Z informacji banku centralnego wynika, że płatności bezgotówkowe w Polsce stanowią jedynie 20 proc. transakcji, podczas gdy w UE ten wskaźnik wynosi 40 proc. Ubankowienie polskiego społeczeństwa, liczone odsetkiem osób dorosłych posiadających rachunek w banku lub spółdzielczej kasie oszczędnościowo-kredytowej, jest szacowane na około 80 proc. (dane Banku Światowego z 2014 r.). Średni poziom ubankowienia w krajach UE wynosi 90 proc.

Liczba kart płatniczych na jednego mieszkańca w Polsce wynosi 0,94, podczas gdy średnio w UE współczynnik ten wynosi 1,5 (najnowsze dostępne dane za 2014 r).
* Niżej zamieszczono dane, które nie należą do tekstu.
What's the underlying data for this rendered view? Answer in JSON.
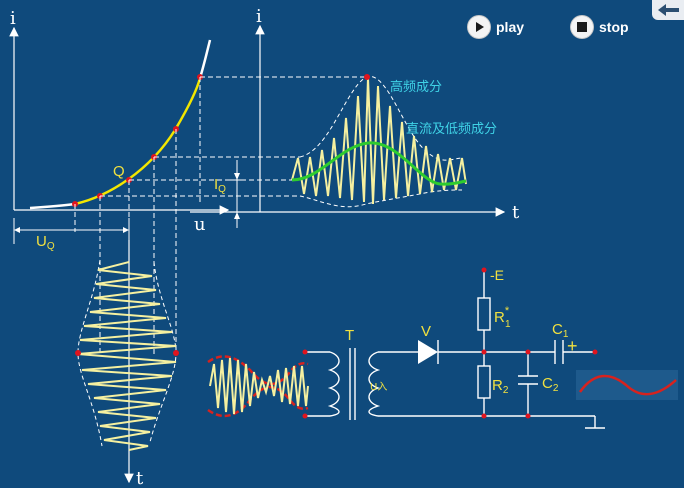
{
  "controls": {
    "play_label": "play",
    "stop_label": "stop"
  },
  "labels": {
    "axis_i_left": "i",
    "axis_i_right": "i",
    "axis_u": "u",
    "axis_t_right": "t",
    "axis_t_bottom": "t",
    "point_q": "Q",
    "iq_main": "I",
    "iq_sub": "Q",
    "uq_main": "U",
    "uq_sub": "Q",
    "high_freq": "高频成分",
    "dc_low_freq": "直流及低频成分",
    "transformer": "T",
    "u_in": "U入",
    "diode": "V",
    "minus_e": "-E",
    "r1_main": "R",
    "r1_sup": "*",
    "r1_sub": "1",
    "r2_main": "R",
    "r2_sub": "2",
    "c1_main": "C",
    "c1_sub": "1",
    "c2_main": "C",
    "c2_sub": "2",
    "plus": "+"
  },
  "colors": {
    "background": "#0f4a7c",
    "curve": "#f2e600",
    "signal": "#f5f0a0",
    "low_freq": "#2ecc2e",
    "marker": "#e0141e",
    "label_cyan": "#3fd2e6",
    "label_yellow": "#f0e040",
    "output_wave": "#d8221e",
    "axis": "#ffffff"
  }
}
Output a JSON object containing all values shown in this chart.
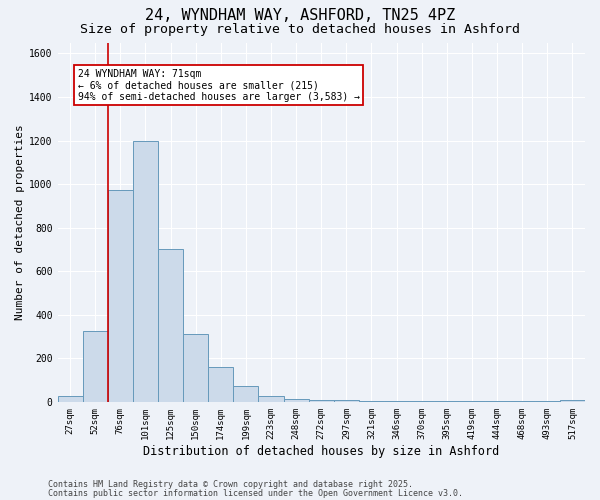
{
  "title_line1": "24, WYNDHAM WAY, ASHFORD, TN25 4PZ",
  "title_line2": "Size of property relative to detached houses in Ashford",
  "xlabel": "Distribution of detached houses by size in Ashford",
  "ylabel": "Number of detached properties",
  "bin_labels": [
    "27sqm",
    "52sqm",
    "76sqm",
    "101sqm",
    "125sqm",
    "150sqm",
    "174sqm",
    "199sqm",
    "223sqm",
    "248sqm",
    "272sqm",
    "297sqm",
    "321sqm",
    "346sqm",
    "370sqm",
    "395sqm",
    "419sqm",
    "444sqm",
    "468sqm",
    "493sqm",
    "517sqm"
  ],
  "bar_values": [
    25,
    325,
    975,
    1200,
    700,
    310,
    160,
    75,
    25,
    15,
    10,
    8,
    5,
    5,
    5,
    4,
    3,
    3,
    3,
    3,
    10
  ],
  "bar_color": "#ccdaea",
  "bar_edge_color": "#6699bb",
  "background_color": "#eef2f8",
  "grid_color": "#ffffff",
  "vline_color": "#cc0000",
  "vline_x_index": 2,
  "ylim": [
    0,
    1650
  ],
  "yticks": [
    0,
    200,
    400,
    600,
    800,
    1000,
    1200,
    1400,
    1600
  ],
  "annotation_text": "24 WYNDHAM WAY: 71sqm\n← 6% of detached houses are smaller (215)\n94% of semi-detached houses are larger (3,583) →",
  "footer_line1": "Contains HM Land Registry data © Crown copyright and database right 2025.",
  "footer_line2": "Contains public sector information licensed under the Open Government Licence v3.0.",
  "title_fontsize": 11,
  "subtitle_fontsize": 9.5,
  "tick_fontsize": 6.5,
  "ylabel_fontsize": 8,
  "xlabel_fontsize": 8.5,
  "annotation_fontsize": 7,
  "footer_fontsize": 6
}
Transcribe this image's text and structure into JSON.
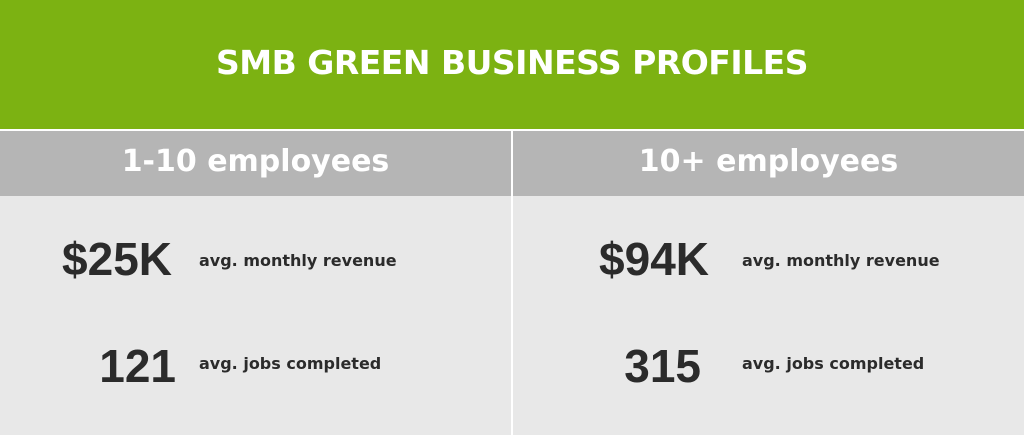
{
  "header": {
    "title": "SMB GREEN BUSINESS PROFILES"
  },
  "columns": [
    {
      "heading": "1-10 employees",
      "revenue_value": "$25K",
      "revenue_label": "avg. monthly revenue",
      "jobs_value": "121",
      "jobs_label": "avg. jobs completed"
    },
    {
      "heading": "10+ employees",
      "revenue_value": "$94K",
      "revenue_label": "avg. monthly revenue",
      "jobs_value": "315",
      "jobs_label": "avg. jobs completed"
    }
  ],
  "colors": {
    "banner": "#7cb212",
    "column_header": "#b5b5b5",
    "column_body": "#e8e8e8",
    "text": "#2b2b2b"
  }
}
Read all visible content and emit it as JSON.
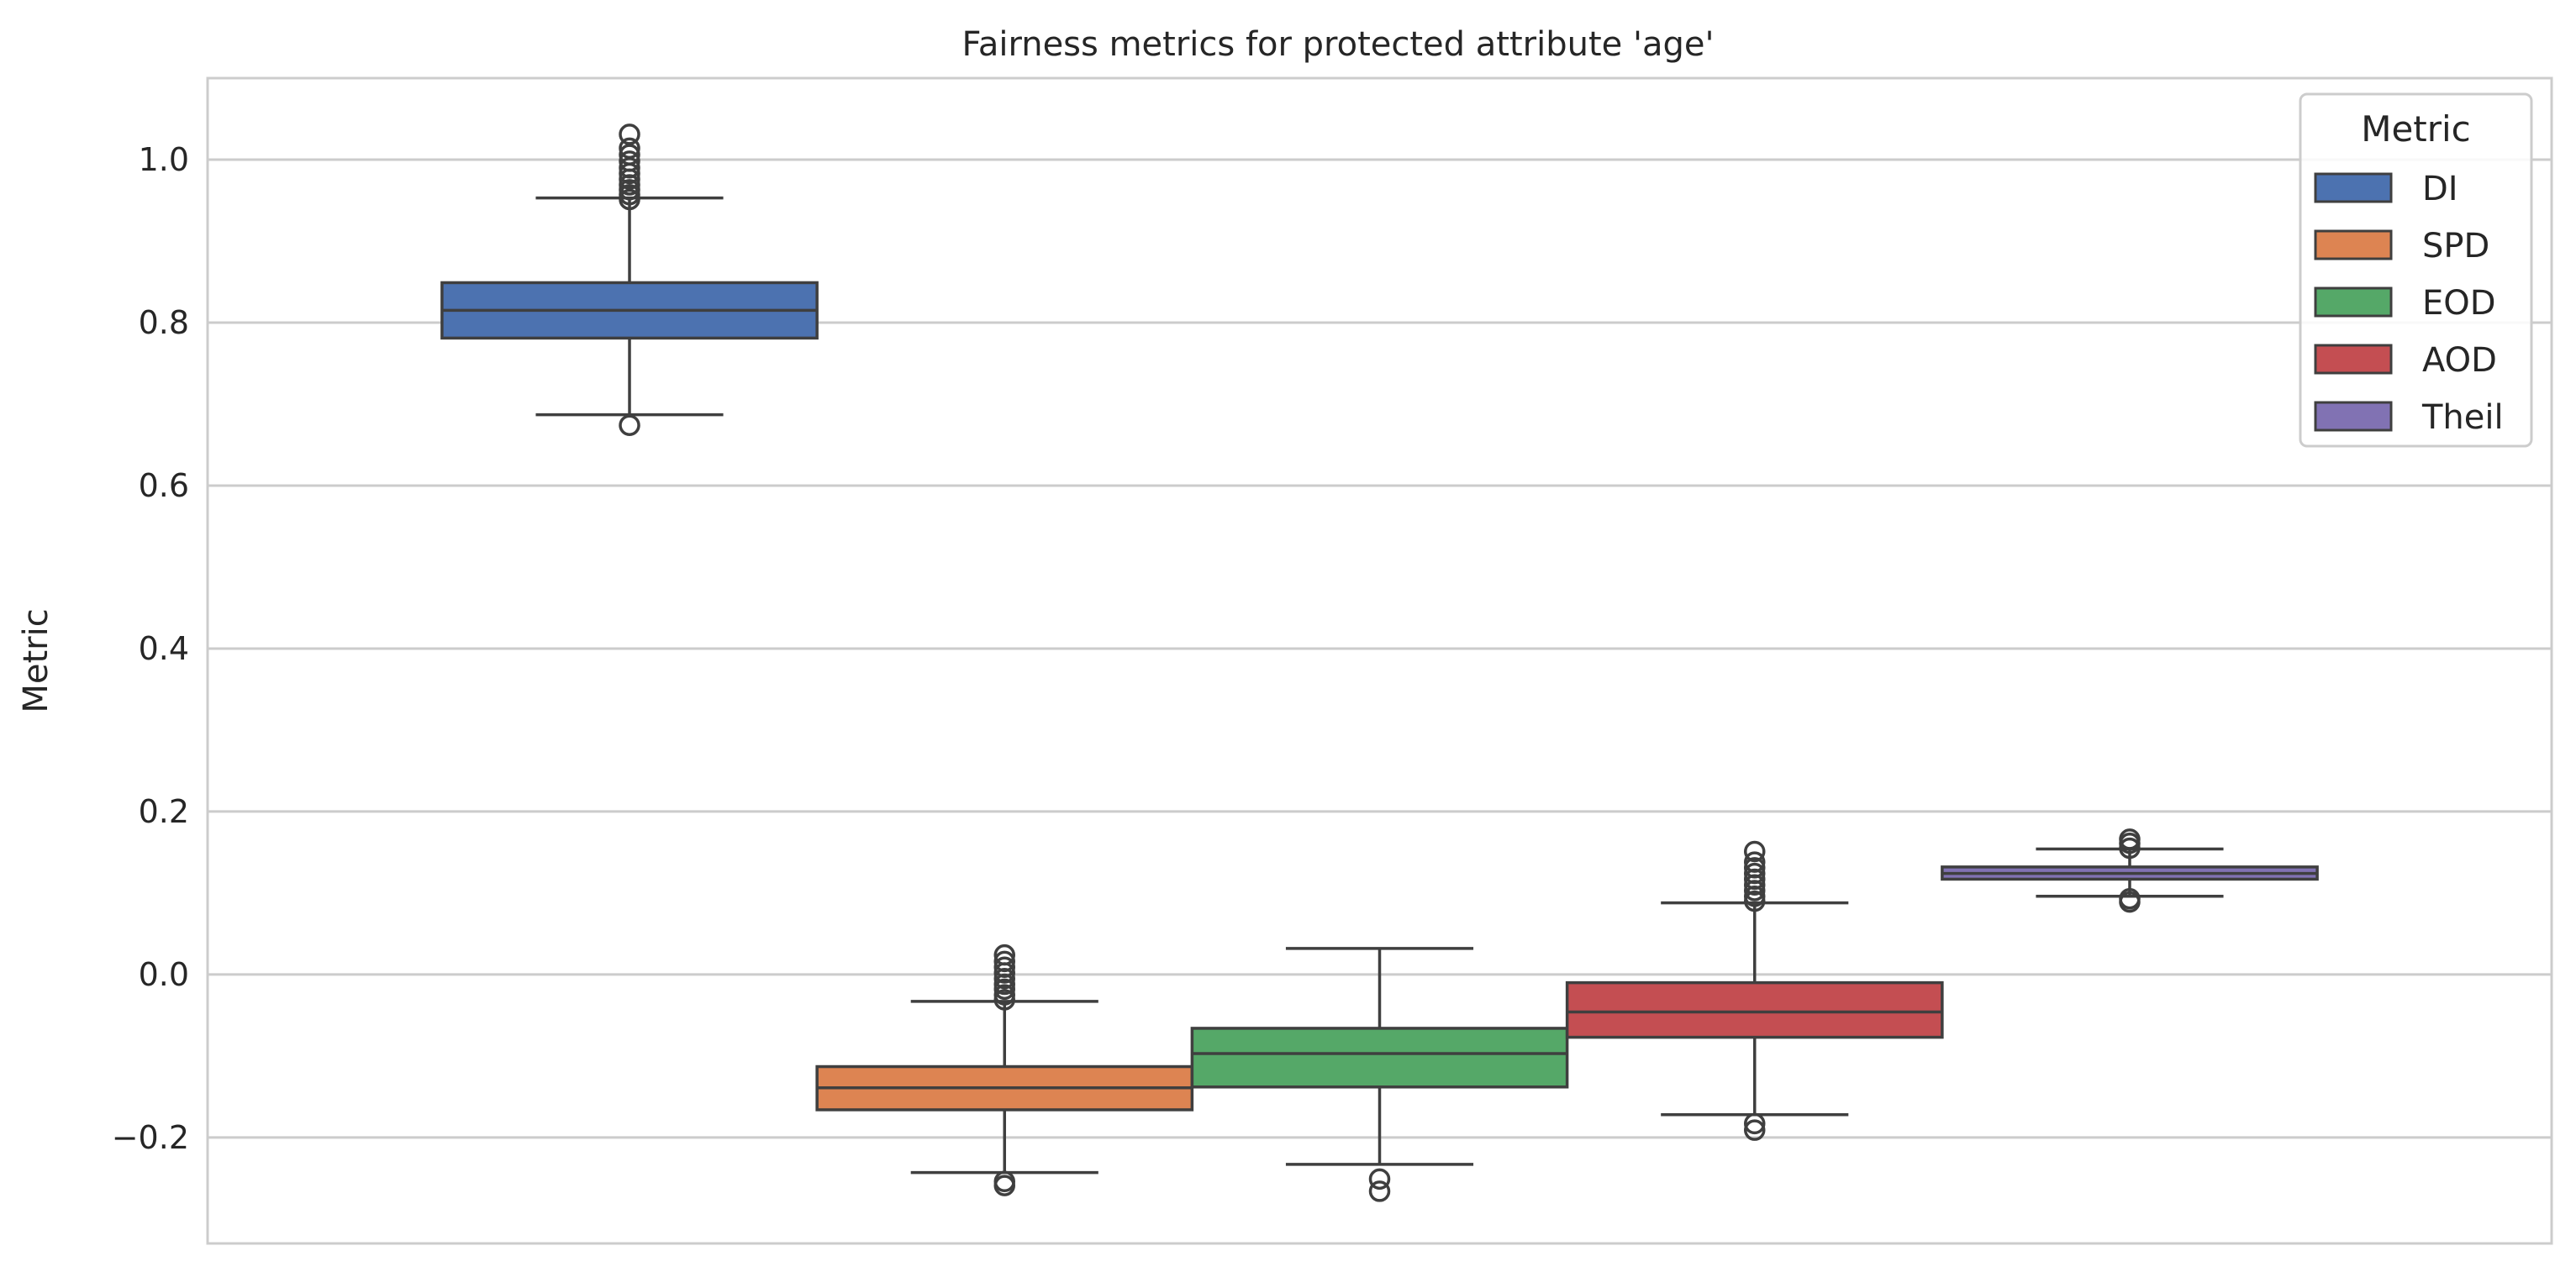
{
  "chart_data": {
    "type": "box",
    "title": "Fairness metrics for protected attribute 'age'",
    "xlabel": "",
    "ylabel": "Metric",
    "ylim": [
      -0.33,
      1.1
    ],
    "yticks": [
      -0.2,
      0.0,
      0.2,
      0.4,
      0.6,
      0.8,
      1.0
    ],
    "ytick_labels": [
      "−0.2",
      "0.0",
      "0.2",
      "0.4",
      "0.6",
      "0.8",
      "1.0"
    ],
    "grid": "horizontal",
    "legend": {
      "title": "Metric",
      "placement": "top-right",
      "entries": [
        "DI",
        "SPD",
        "EOD",
        "AOD",
        "Theil"
      ]
    },
    "series": [
      {
        "name": "DI",
        "color": "#4c72b0",
        "whisker_low": 0.687,
        "q1": 0.781,
        "median": 0.815,
        "q3": 0.849,
        "whisker_high": 0.953,
        "outliers": [
          0.674,
          0.951,
          0.957,
          0.963,
          0.969,
          0.976,
          0.983,
          0.99,
          0.998,
          1.006,
          1.014,
          1.031
        ]
      },
      {
        "name": "SPD",
        "color": "#dd8452",
        "whisker_low": -0.243,
        "q1": -0.166,
        "median": -0.139,
        "q3": -0.113,
        "whisker_high": -0.033,
        "outliers": [
          -0.259,
          -0.254,
          -0.031,
          -0.025,
          -0.018,
          -0.012,
          -0.005,
          0.002,
          0.009,
          0.016,
          0.024
        ]
      },
      {
        "name": "EOD",
        "color": "#55a868",
        "whisker_low": -0.233,
        "q1": -0.138,
        "median": -0.097,
        "q3": -0.066,
        "whisker_high": 0.032,
        "outliers": [
          -0.266,
          -0.251
        ]
      },
      {
        "name": "AOD",
        "color": "#c44e52",
        "whisker_low": -0.172,
        "q1": -0.077,
        "median": -0.046,
        "q3": -0.01,
        "whisker_high": 0.088,
        "outliers": [
          -0.191,
          -0.183,
          0.09,
          0.096,
          0.103,
          0.11,
          0.117,
          0.124,
          0.131,
          0.138,
          0.151
        ]
      },
      {
        "name": "Theil",
        "color": "#8172b3",
        "whisker_low": 0.096,
        "q1": 0.117,
        "median": 0.124,
        "q3": 0.132,
        "whisker_high": 0.154,
        "outliers": [
          0.089,
          0.093,
          0.155,
          0.161,
          0.166
        ]
      }
    ]
  }
}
W 2014 r. liczba transakcji kartą płatniczą na jednego mieszkańca w Polsce wyniosła 48,7, podczas gdy średnia w UE była na poziomie 93,2, czyli blisko dwukrotnie wyższym.

Polska wyróżnia się natomiast wśród krajów europejskich pod względem popularności kart z funkcją zbliżeniową, które stanowią obecnie 79,8 proc. wszystkich kart w Polsce. NBP podkreśla, że czynnikiem, który znacząco wpłynął ostatnio na rozwój obrotu bezgotówkowego, było ograniczenie jednej z najważniejszych barier w akceptacji kart płatniczych, tj. obniżenie poziomu opłaty interchange w Polsce. Jeszcze w 2012 roku poziom ten był jednym z najwyższych w Europie i sięgał 1,6 proc. wartości transakcji dla karty debetowej.

"Poprzez ustawowe obniżenie do 0,5 proc. od lipca 2014 r., a następnie do 0,2-0,3 proc. od stycznia 2015 r., poziom opłaty interchange spadł do jednego z najniższych w UE" - zaznaczył NBP.(PAP)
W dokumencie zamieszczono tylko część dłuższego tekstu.